Is Donald Trump God’s Ezra?
The Book of Ezra opens with a proclamation from the king of Persia (that is, Iran) that God has appointed him to “”build him a temple in Jerusalem.” (Ezra 1:2) Ezra is deputized to lead the effort, and later granted the power of life and death after years of fitful progress. (7:26) Ezra does eventually rebuild the temple, but some years later the story of Nehemiah begins with the city in ruins once more. (Neh 1:3)
Ezra tried and failed to return Jerusalem to glory, using the very same types of totalitarianism and racial exclusion that is Trump’s specialty. Ezra’s apologists later added a sloppy amalgamation of other writings (including a duplicate of Ezra chapter 2, which appears again as Nehemiah chapter 7). They also add a new attempt at Ezra’s failed policies of racial purity, which destroyed families by forcing the expulsion of pagan/foreign wives.
Even so, Nehemiah’s great accomplishment was still the building of a wall. As I said at the start, I can’t dismiss this Trumpist reading out of hand. I spent several years in community with Evangelicals and I know the fear that pervades this community that the imperial culture in which it grew is now turning against apologist Christendom. I don’t agree with this reading and hope that I’ve helped to undermine it, but I recognize its seductive nature in a frightening world of growing violence and collapsing Empire.
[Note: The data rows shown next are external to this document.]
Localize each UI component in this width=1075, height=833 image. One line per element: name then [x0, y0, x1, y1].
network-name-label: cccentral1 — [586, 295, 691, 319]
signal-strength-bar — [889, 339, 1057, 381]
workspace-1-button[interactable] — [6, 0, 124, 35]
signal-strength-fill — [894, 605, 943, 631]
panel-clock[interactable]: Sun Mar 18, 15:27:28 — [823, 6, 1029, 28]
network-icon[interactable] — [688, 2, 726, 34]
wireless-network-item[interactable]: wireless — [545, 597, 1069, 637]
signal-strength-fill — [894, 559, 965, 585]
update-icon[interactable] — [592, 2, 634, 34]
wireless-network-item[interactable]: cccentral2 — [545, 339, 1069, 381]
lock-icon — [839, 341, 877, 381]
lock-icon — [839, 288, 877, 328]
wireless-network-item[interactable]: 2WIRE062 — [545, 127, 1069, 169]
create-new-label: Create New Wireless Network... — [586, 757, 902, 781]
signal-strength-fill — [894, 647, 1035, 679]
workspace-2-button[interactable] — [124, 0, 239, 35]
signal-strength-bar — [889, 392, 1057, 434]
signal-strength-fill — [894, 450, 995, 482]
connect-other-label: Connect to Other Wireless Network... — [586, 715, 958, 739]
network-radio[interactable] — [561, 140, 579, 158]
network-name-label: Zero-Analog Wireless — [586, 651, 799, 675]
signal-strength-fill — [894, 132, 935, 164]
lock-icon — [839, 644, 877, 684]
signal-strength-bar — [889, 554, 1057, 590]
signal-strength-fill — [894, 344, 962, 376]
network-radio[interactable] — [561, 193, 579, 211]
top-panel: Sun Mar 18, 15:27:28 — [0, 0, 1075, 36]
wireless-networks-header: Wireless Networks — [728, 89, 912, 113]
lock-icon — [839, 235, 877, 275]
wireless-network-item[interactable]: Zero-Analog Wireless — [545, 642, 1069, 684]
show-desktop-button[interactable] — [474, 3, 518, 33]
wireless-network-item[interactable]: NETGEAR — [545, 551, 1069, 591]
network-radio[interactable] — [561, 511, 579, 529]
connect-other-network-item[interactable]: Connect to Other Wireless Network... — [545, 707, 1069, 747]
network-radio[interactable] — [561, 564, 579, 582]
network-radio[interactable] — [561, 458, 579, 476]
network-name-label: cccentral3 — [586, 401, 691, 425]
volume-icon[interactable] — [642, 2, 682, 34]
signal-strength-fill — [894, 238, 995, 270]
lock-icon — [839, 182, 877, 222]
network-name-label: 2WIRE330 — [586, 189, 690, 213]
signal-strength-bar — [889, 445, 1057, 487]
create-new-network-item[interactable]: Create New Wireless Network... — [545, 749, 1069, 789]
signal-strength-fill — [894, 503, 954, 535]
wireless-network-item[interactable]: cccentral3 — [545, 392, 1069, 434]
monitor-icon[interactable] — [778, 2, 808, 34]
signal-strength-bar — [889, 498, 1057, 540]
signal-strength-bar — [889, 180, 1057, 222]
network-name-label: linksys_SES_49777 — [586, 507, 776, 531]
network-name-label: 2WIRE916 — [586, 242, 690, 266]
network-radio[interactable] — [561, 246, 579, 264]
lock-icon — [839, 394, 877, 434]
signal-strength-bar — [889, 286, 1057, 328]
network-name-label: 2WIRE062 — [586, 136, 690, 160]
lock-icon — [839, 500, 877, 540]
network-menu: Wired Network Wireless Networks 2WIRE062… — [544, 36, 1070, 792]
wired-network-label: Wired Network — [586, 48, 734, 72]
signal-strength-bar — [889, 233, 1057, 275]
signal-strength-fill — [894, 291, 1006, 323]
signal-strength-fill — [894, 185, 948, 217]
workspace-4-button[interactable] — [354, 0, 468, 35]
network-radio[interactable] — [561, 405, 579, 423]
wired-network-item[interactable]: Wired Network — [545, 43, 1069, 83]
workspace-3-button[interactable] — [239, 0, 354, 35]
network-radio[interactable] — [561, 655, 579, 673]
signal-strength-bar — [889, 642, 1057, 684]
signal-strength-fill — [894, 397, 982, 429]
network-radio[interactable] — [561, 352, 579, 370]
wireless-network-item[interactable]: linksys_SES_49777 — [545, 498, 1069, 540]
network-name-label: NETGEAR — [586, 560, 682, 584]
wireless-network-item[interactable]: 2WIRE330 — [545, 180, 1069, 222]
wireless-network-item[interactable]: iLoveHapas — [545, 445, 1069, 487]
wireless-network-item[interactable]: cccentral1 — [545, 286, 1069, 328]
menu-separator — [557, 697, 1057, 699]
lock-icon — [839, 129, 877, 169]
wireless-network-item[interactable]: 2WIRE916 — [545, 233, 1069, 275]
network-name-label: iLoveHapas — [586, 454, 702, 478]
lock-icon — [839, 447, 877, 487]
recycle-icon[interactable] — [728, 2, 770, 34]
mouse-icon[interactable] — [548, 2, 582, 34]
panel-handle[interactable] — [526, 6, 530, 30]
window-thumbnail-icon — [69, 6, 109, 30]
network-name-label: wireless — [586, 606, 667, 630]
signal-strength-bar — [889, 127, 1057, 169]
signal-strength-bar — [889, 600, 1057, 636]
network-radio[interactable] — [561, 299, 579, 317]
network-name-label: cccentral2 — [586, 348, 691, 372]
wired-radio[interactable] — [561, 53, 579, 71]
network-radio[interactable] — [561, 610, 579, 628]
I also know the stubbornness with which Christians often cling to mis-applying biblical stories: It is obvious to me that Jesus would have found it absurd to apply his teachings in the way that we often do. Jesus and his community had much more in common with Syrian refugees than with the average American Christian.
We are the Romans. We are the Babylonians. We are the Egyptians. We are worried by these troublesome religious newcomers, who have arrived in “our” land after we devastated theirs in our careless effort to maintain a comfortable standard of living. We distrust their religious values, which range on a spectrum whose far end does indeed call for violence against the Empire that we love more than we love God.
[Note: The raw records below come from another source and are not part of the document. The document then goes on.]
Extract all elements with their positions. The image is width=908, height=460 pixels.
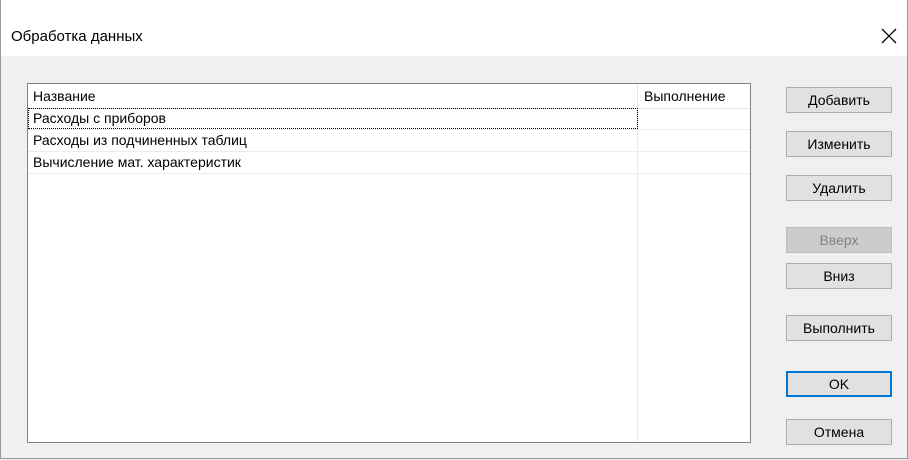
column-header-name[interactable]: Название [28,84,638,108]
row-name: Расходы с приборов [28,108,638,129]
processing-list[interactable]: Название Выполнение Расходы с приборов Р… [27,83,751,443]
cancel-button[interactable]: Отмена [786,419,892,445]
list-header: Название Выполнение [28,84,750,109]
title-bar: Обработка данных [1,0,907,56]
list-row[interactable]: Расходы из подчиненных таблиц [28,130,750,152]
move-down-button[interactable]: Вниз [786,263,892,289]
dialog-window: Обработка данных Название Выполнение Рас… [0,0,908,459]
ok-button[interactable]: OK [786,371,892,397]
edit-button[interactable]: Изменить [786,131,892,157]
close-button[interactable] [875,22,903,50]
row-execution [638,108,750,129]
delete-button[interactable]: Удалить [786,175,892,201]
move-up-button[interactable]: Вверх [786,227,892,253]
column-header-execution[interactable]: Выполнение [638,84,750,108]
close-icon [881,28,897,44]
list-row[interactable]: Расходы с приборов [28,108,750,130]
row-name: Вычисление мат. характеристик [33,154,241,170]
window-title: Обработка данных [11,28,143,45]
add-button[interactable]: Добавить [786,87,892,113]
row-execution [638,130,750,151]
row-name: Расходы из подчиненных таблиц [33,132,247,148]
row-execution [638,152,750,173]
run-button[interactable]: Выполнить [786,315,892,341]
list-row[interactable]: Вычисление мат. характеристик [28,152,750,174]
Christians, really, should be having the same crisis of loyalty that we often project onto Muslims.
The Future Wall
The Nehemiah story can of course be read at face value – used to support the creation of a literal wall. But in that case a better analogy has not yet taken place. The people of the lands formerly called Syria and Iraq may someday have a claim to such a reading. They are still in the early stages of their own Babylonian Exile. They are being violently driven from their burning cities, sometimes picked up and moved to faraway lands where they are viewed with distrust and pressured to assimilate.
If there is a parallel to the Nehemiah story, it is this: God willing, we are laying the groundwork for what will eventually be a rebuilding of the walls of Aleppo, Mosul, Baghdad and Kabul. God willing, someday, when the United States and Russia have finally stopped inflaming regional tensions, there will be a rebuilding. When that finally happens, perhaps there will emerge a Nehemiah character. He or she will return to the land of his or her great-great-great-great-grandparents, to apply community organizing principles to a great and difficult effort of rebirth.
Right now, we are not even to Ezra. Rather, we are generations earlier, at the fall of Jerusalem (2 Chron 36:17-21) and the beginning of a long and dark chapter of the story.
Meanwhile, let us pray that the Muslims of find a safe land to wait out their own exile, hopefully keeping their families and identities intact. And more importantly, let us welcome them as fellow children of God, with open arms.